Which is probably OK in terms of the beer – a nice pint of ‘Brexit’ bitter might go a long way to calm people’s concerns over recent developments. But would you really want to buy a ‘Brexit’ belt? Wear a ‘Brexit’ t-shirt? Or carry your phone in a ‘Brexit’ holder? What kind of message are you trying to convey? (And note the technical, but significant, distinction between an article which is branded BREXIT, and one – such as a t-shirt – which is merely decorated with the word.)
A trade mark’s role is to distinguish its proprietor’s good and services from those of competitors. To do this, it must be distinctive and therefore not descriptive, but it must first of all be recognisable as a trade mark which, in BREXIT’s case, is not actually a given. How many potential consumers, seeing the word affixed to something in a shop, would regard it as an indication of the good’s origin as opposed to a reference to current affairs? And even if they did make the conceptual leap to accepting it as a brand, could they be certain which origin it was indicating? Not in the sense of being in a position to specifically identify the business behind it, but being able to assume that it was who they thought it was?
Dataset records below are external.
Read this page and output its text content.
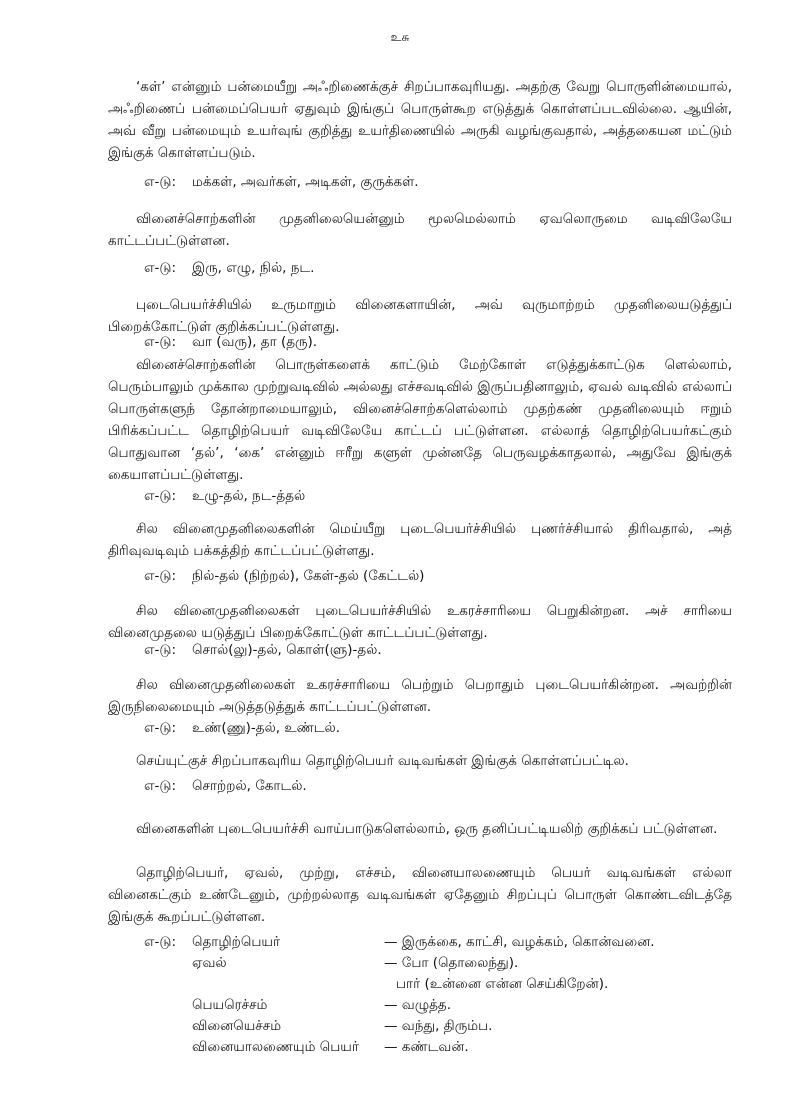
உசு
‘கள்’ என்னும் பன்மையீறு அஃறிணைக்குச் சிறப்பாகவுரியது. அதற்கு வேறு பொருளின்மையால், அஃறிணைப் பன்மைப்பெயர் ஏதுவும் இங்குப் பொருள்கூற எடுத்துக் கொள்ளப்படவில்லை. ஆயின், அவ் வீறு பன்மையும் உயர்வுங் குறித்து உயர்திணையில் அருகி வழங்குவதால், அத்தகையன மட்டும் இங்குக் கொள்ளப்படும்.
எ-டு: மக்கள், அவர்கள், அடிகள், குருக்கள்.
வினைச்சொற்களின் முதனிலையென்னும் மூலமெல்லாம் ஏவலொருமை வடிவிலேயே காட்டப்பட்டுள்ளன.
எ-டு: இரு, எழு, நில், நட.
புடைபெயர்ச்சியில் உருமாறும் வினைகளாயின், அவ் வுருமாற்றம் முதனிலையடுத்துப் பிறைக்கோட்டுள் குறிக்கப்பட்டுள்ளது.
எ-டு: வா (வரு), தா (தரு).
வினைச்சொற்களின் பொருள்களைக் காட்டும் மேற்கோள் எடுத்துக்காட்டுக ளெல்லாம், பெரும்பாலும் முக்கால முற்றுவடிவில் அல்லது எச்சவடிவில் இருப்பதினாலும், ஏவல் வடிவில் எல்லாப் பொருள்களுந் தோன்றாமையாலும், வினைச்சொற்களெல்லாம் முதற்கண் முதனிலையும் ஈறும் பிரிக்கப்பட்ட தொழிற்பெயர் வடிவிலேயே காட்டப் பட்டுள்ளன. எல்லாத் தொழிற்பெயர்கட்கும் பொதுவான ‘தல்’, ‘கை’ என்னும் ஈரீறு களுள் முன்னதே பெருவழக்காதலால், அதுவே இங்குக் கையாளப்பட்டுள்ளது.
எ-டு: உழு-தல், நட-த்தல்
சில வினைமுதனிலைகளின் மெய்யீறு புடைபெயர்ச்சியில் புணர்ச்சியால் திரிவதால், அத் திரிவுவடிவும் பக்கத்திற் காட்டப்பட்டுள்ளது.
எ-டு: நில்-தல் (நிற்றல்), கேள்-தல் (கேட்டல்)
சில வினைமுதனிலைகள் புடைபெயர்ச்சியில் உகரச்சாரியை பெறுகின்றன. அச் சாரியை வினைமுதலை யடுத்துப் பிறைக்கோட்டுள் காட்டப்பட்டுள்ளது.
எ-டு: சொல்(லு)-தல், கொள்(ளு)-தல்.
சில வினைமுதனிலைகள் உகரச்சாரியை பெற்றும் பெறாதும் புடைபெயர்கின்றன. அவற்றின் இருநிலைமையும் அடுத்தடுத்துக் காட்டப்பட்டுள்ளன.
எ-டு: உண்(ணு)-தல், உண்டல்.
செய்யுட்குச் சிறப்பாகவுரிய தொழிற்பெயர் வடிவங்கள் இங்குக் கொள்ளப்பட்டில.
எ-டு: சொற்றல், கோடல்.
வினைகளின் புடைபெயர்ச்சி வாய்பாடுகளெல்லாம், ஒரு தனிப்பட்டியலிற் குறிக்கப் பட்டுள்ளன.
தொழிற்பெயர், ஏவல், முற்று, எச்சம், வினையாலணையும் பெயர் வடிவங்கள் எல்லா வினைகட்கும் உண்டேனும், முற்றல்லாத வடிவங்கள் ஏதேனும் சிறப்புப் பொருள் கொண்டவிடத்தே இங்குக் கூறப்பட்டுள்ளன.
எ-டு: தொழிற்பெயர்	— இருக்கை, காட்சி, வழக்கம், கொன்வனை.
ஏவல்	— போ (தொலைந்து).
பார் (உன்னை என்ன செய்கிறேன்).
பெயரெச்சம்	— வழுத்த.
வினையெச்சம்	— வந்து, திரும்ப.
வினையாலணையும் பெயர் — கண்டவன்.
An example: if we see a packet of breakfast cereal marked SHREDDED WHEAT, we’re on pretty safe ground to guess it’s made by the same people who sold us our last packet. We don’t need to know whether that’s Nabisco, or Nestlé or Cereal Partners or whoever; we just need to be able to assume continuity. That’s what a brand’s for. And that means we need to be able to interpret the brand as a brand and not as a label or a description – in the specific case of SHREDDED WHEAT, that means taking those two words to be a brand name and not a pithy description of what our breakfast’s made of and how it’s been processed. But SHREDDED WHEAT has over 100 years of solid commercial use behind it to help us understand all this; Brexit doesn’t.
Even after weeding out all the potential areas of overlap among the 23 wannabe trade marks, we might be left with several different registered proprietors all trying to trade under the same name. How is the consuming public supposed to pick its way through this confusing landscape? Given time, we might become educated to spot the differences – after all, we can buy POLO mints and POLO hatchbacks without getting too muddled – but that takes time and all this Brexiteering is probably too much too soon. We suspect none of these applications will enjoy a smooth passage to registration and will run aground either on ‘absolute’ objections (i.e. that they don’t even fulfil the role of a trade mark in the first place) or on ‘relative’ objections (that they’re confusingly similar to an already registered mark). Which is a shame because, despite our technical and political misgivings, we’re actually quite looking forward to being able to dunk a ‘Brexit’ biscuit in a cup of ‘Brexit Tea’ – both genuine applications.